Along with most people, yesterday was a reflecting kinda day. Remembering what it was like and how things have changed as a result. Our family had just moved to Germany at the end of August, so we didn't have a TV set up yet, no internet, and hadn't met any friends. We were just getting into the routine of the new school year and Bill's new job. Bill called me from work at about dinnertime like he usually did since we only had one car then and he would call to let me know to come pick him up from work. This time though it was to let me know that he would be working late...how late he had no idea, that a plane had flown into the World Trade Center. I didn't fully grasp what he was talking about. I imagined a small plane...like a Cessna or something. I wondered why it would matter to his work...I know that some world events do since Bill works in Public Affairs and when stuff happens it is his office that the media calls to find out what is up. We couldn't talk long, I could hear the phones ringing in the background. When he finally called me back and gave me the whole story it was quite late. I wasn't sure really what to do. My first instinct was to draw my family close...and those who weren't close I wanted to get in contact with...both the let them know we were OK and to know that they were OK. I know my family lives far from the danger, but it is what I wanted then. The next day we decided to keep the boys home from school. They go to school on an army base and we felt like it would be like putting them inside a huge painted target if anything else was to happen. We live in a small little village and are the only Americans on our block. When we close our gate to the street we are completely safe and anyone driving by on the street wouldn't know what nationality the people living inside were. Bill had to go to work though...he said he hated to..but that he had to. I drove him in to work and it was a surreal experience. The day before all the gates to the military housing areas near his work were open wide and the streets going in and out of the housing area were open to all traffic. On this day there were barriers set up, sandbags, soldiers at each intersection in combat gear with M-16s. We went through several checkpoints to get into where Bill's office was...and we were all silent looking through our windows at all the soldiers with their weapons.

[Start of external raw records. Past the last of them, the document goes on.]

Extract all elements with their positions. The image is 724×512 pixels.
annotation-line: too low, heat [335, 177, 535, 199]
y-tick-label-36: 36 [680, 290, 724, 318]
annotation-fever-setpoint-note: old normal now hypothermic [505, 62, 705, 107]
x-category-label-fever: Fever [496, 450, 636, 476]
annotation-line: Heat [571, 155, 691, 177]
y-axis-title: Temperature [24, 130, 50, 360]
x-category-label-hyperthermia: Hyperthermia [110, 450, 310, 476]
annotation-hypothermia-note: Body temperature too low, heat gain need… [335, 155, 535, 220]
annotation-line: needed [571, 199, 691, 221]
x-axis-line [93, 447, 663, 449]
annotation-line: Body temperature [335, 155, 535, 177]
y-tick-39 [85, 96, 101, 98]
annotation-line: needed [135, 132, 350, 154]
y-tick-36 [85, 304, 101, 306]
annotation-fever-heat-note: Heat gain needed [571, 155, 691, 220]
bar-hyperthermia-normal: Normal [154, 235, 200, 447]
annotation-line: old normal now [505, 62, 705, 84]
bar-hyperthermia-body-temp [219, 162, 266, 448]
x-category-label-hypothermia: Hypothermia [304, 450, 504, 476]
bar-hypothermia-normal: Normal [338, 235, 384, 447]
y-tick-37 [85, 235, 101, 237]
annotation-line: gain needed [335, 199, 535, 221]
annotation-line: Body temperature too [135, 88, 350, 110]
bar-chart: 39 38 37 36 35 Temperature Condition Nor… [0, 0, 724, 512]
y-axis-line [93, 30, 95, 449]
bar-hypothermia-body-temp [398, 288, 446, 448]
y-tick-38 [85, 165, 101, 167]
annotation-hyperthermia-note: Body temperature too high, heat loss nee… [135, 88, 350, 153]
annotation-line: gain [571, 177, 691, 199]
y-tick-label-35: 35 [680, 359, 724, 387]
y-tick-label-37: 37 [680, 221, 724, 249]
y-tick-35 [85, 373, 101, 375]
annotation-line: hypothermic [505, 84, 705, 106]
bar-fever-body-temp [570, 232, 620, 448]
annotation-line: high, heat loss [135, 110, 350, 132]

Since then many different "force protection" practices have been implemented. I can't really go into them...but it isn't as easy to get onto the base as it used to be, and we have gotten 'used' to seeing soldiers in their gear carrying weapons. It is to keep us safe...and it slows us down coming and going but that is the way it has to be now.
Since then we have gone to war. There are support groups in my kids school for families who have moms or dads that are deployed. There are yellow ribbons with names on them signed by little hands in the PX hoping their daddy comes back home safe. Some don't. Or some come back injured. They come back on leave and have to go again. It is hard. I am so so glad that Bill isn't in the Army any more and we don't have to worry about him going there and not coming back home.